The Numbers Behind the Rotation
U.S.-listed ETF inflows in January 2026 were the strongest on record for any January, with total flows jumping 32% year over year. Within that surge, defense and aerospace thematic ETFs captured a disproportionate share as investors sought direct exposure to rising geopolitical risk. SHLD, which focuses specifically on defense technology companies involved in AI, cybersecurity, and autonomous systems, has been the primary beneficiary.
The fundamental case supports the flows. Defense tech companies delivered 29% year-over-year earnings-per-share growth in the third quarter of 2025, nearly double the S&P 500's growth rate during the same period. Global defense spending is projected to exceed $3.6 trillion by 2030, a roughly 33% increase from 2024 levels, driven by NATO member commitments to hit 2% of GDP, Indo-Pacific rearmament, and the rapidly expanding theater of the U.S.–Iran conflict.

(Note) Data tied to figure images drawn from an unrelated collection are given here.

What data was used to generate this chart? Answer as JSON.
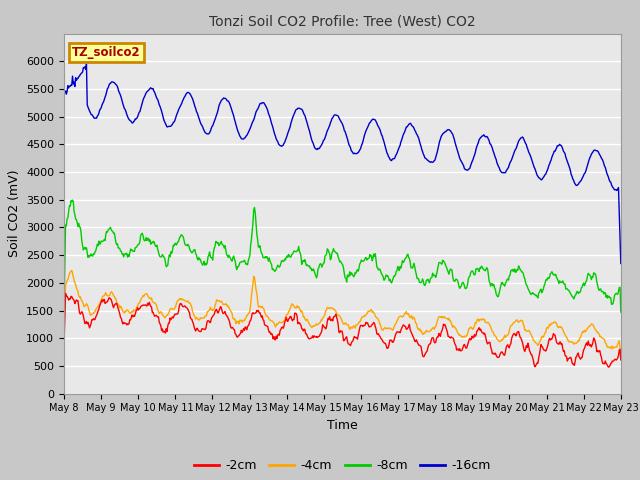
{
  "title": "Tonzi Soil CO2 Profile: Tree (West) CO2",
  "xlabel": "Time",
  "ylabel": "Soil CO2 (mV)",
  "legend_label": "TZ_soilco2",
  "fig_bg_color": "#c8c8c8",
  "plot_bg_color": "#e8e8e8",
  "series": {
    "-2cm": {
      "color": "#ff0000"
    },
    "-4cm": {
      "color": "#ffa500"
    },
    "-8cm": {
      "color": "#00cc00"
    },
    "-16cm": {
      "color": "#0000cc"
    }
  },
  "ylim": [
    0,
    6500
  ],
  "yticks": [
    0,
    500,
    1000,
    1500,
    2000,
    2500,
    3000,
    3500,
    4000,
    4500,
    5000,
    5500,
    6000
  ],
  "x_start_day": 8,
  "x_end_day": 23,
  "x_tick_days": [
    8,
    9,
    10,
    11,
    12,
    13,
    14,
    15,
    16,
    17,
    18,
    19,
    20,
    21,
    22,
    23
  ]
}
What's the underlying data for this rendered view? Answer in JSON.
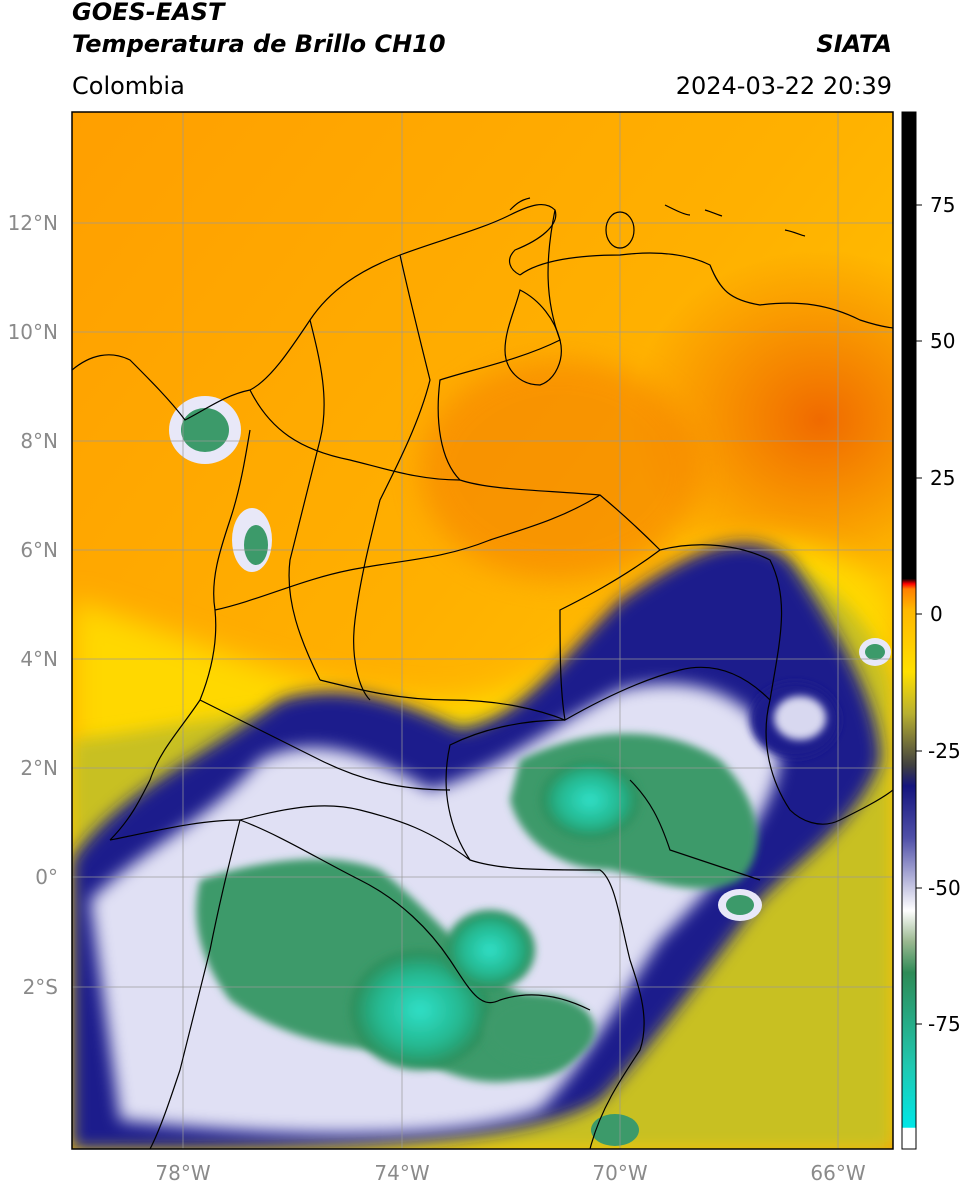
{
  "header": {
    "satellite": "GOES-EAST",
    "product": "Temperatura de Brillo CH10",
    "region": "Colombia",
    "agency": "SIATA",
    "timestamp": "2024-03-22 20:39"
  },
  "map": {
    "lat_labels": [
      "12°N",
      "10°N",
      "8°N",
      "6°N",
      "4°N",
      "2°N",
      "0°",
      "2°S"
    ],
    "lon_labels": [
      "78°W",
      "74°W",
      "70°W",
      "66°W"
    ],
    "colors": {
      "warm_orange": "#ff9f00",
      "orange": "#ffb000",
      "deep_orange": "#f07000",
      "yellow": "#ffd800",
      "olive": "#c8c020",
      "navy": "#1a1a8c",
      "white": "#ffffff",
      "green": "#2e8b57",
      "teal": "#20c0a0",
      "border": "#000000",
      "grid": "#999999"
    }
  },
  "colorbar": {
    "tick_labels": [
      "75",
      "50",
      "25",
      "0",
      "-25",
      "-50",
      "-75"
    ],
    "colors": [
      "#ffffff",
      "#00e0e0",
      "#2e8b57",
      "#ffffff",
      "#1a1a8c",
      "#c8c020",
      "#ffd800",
      "#ff9f00",
      "#ff0000",
      "#000000"
    ]
  }
}
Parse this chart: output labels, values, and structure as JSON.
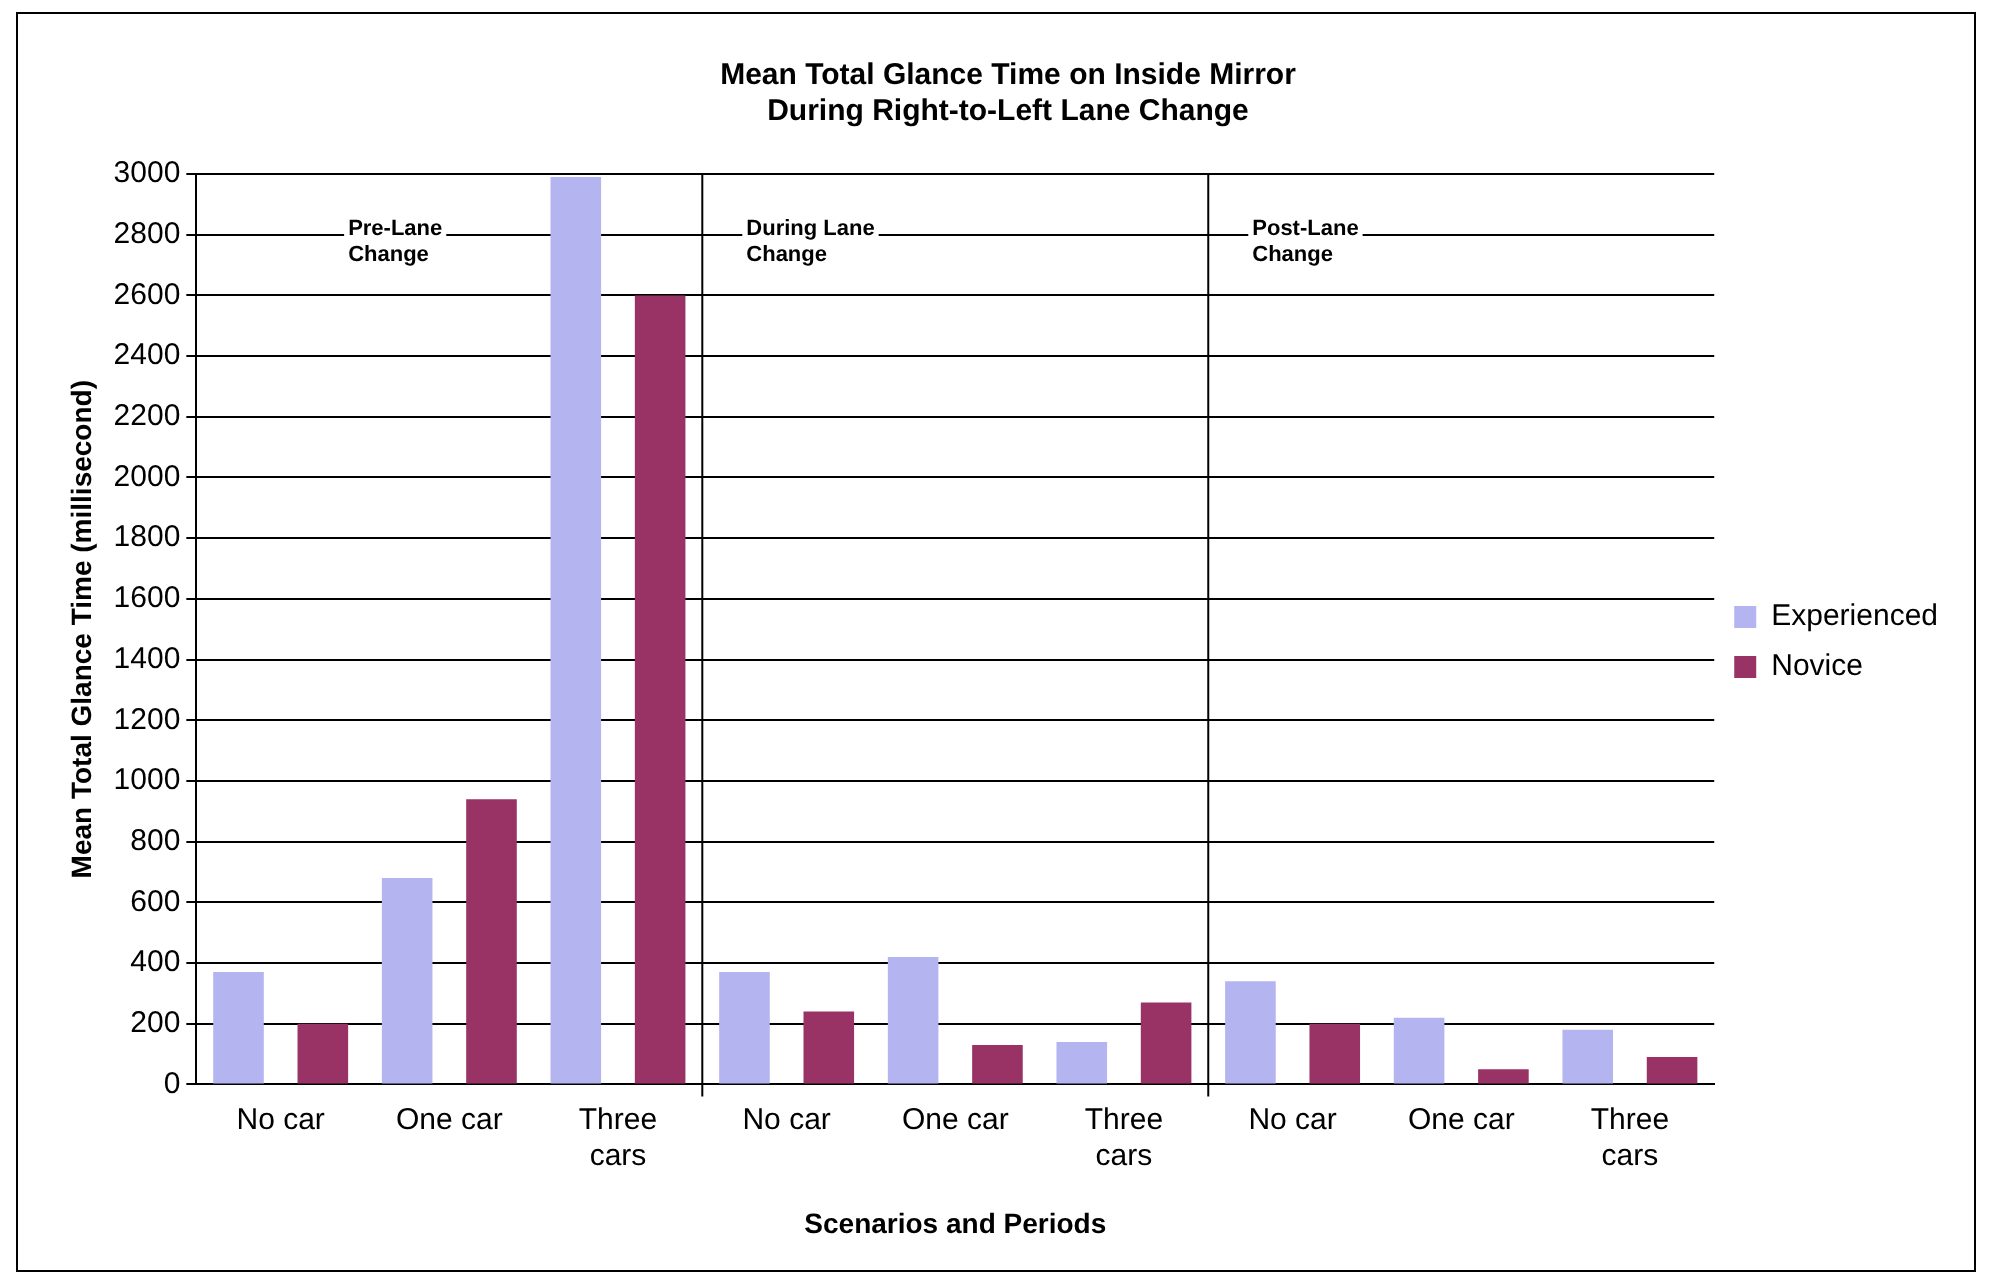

The sector's earnings growth is not coming from volume alone. The shift from hardware to software means defense companies are earning higher margins on each dollar of revenue. AI-enabled targeting systems, drone swarm coordination platforms, and satellite communication networks carry gross margins that look more like enterprise software than traditional manufacturing. That margin expansion is what distinguishes the current defense cycle from prior buildups.
Hormuz Pours Fuel on the Trade
The weekend seizure of the Iranian cargo vessel Touska by the USS Spruance in the Gulf of Oman added fresh urgency to the defense trade. The incident, which came 50 days into the U.S.–Israel war on Iran, pushed Brent crude to $94.18 and reminded markets that the Strait of Hormuz, through which 20% of the world's crude typically transits, remains effectively closed to commercial shipping.
Tehran vowed retaliation and declared it has no plans to resume peace negotiations. The two-week ceasefire expires Wednesday. If it lapses without renewal, the U.S. military presence in the Gulf will expand further, driving additional procurement of the precision-guided munitions, surveillance drones, and cyber capabilities that are the bread and butter of defense tech ETF holdings.
For context, U.S. gas prices hit a national average of $4.05 per gallon on Sunday, and Energy Secretary Chris Wright said prices may not return below $3 until 2027. That sustained energy-price environment creates a political feedback loop that favors defense spending. The longer the conflict persists, the more congressional support builds for supplemental defense appropriations.
The Broader Thematic Shift
The defense rotation is part of a larger reallocation within the thematic ETF landscape. Flows are pivoting away from pure-play AI exposure and toward sectors that benefit from geopolitical instability. Technology sector ETFs still led weekly inflows last week, but the fastest-growing sub-theme within tech is now defense tech rather than generative AI or cloud infrastructure.
The risk for traders is valuation. After months of inflows and strong earnings growth, defense ETFs are no longer cheap. SHLD trades at roughly 28 times forward earnings, a premium to the broader industrials sector. If the ceasefire holds and diplomatic channels reopen, the risk premium embedded in these names could deflate quickly. The trade works as long as the geopolitical temperature keeps rising. The moment it cools, the rotation reverses.
Wednesday is the pivot point. A ceasefire extension likely triggers profit-taking in defense names and a relief rally in energy-sensitive sectors. A ceasefire collapse accelerates the inflow trend and makes the $3.6 trillion global defense spending projection look conservative. Position accordingly.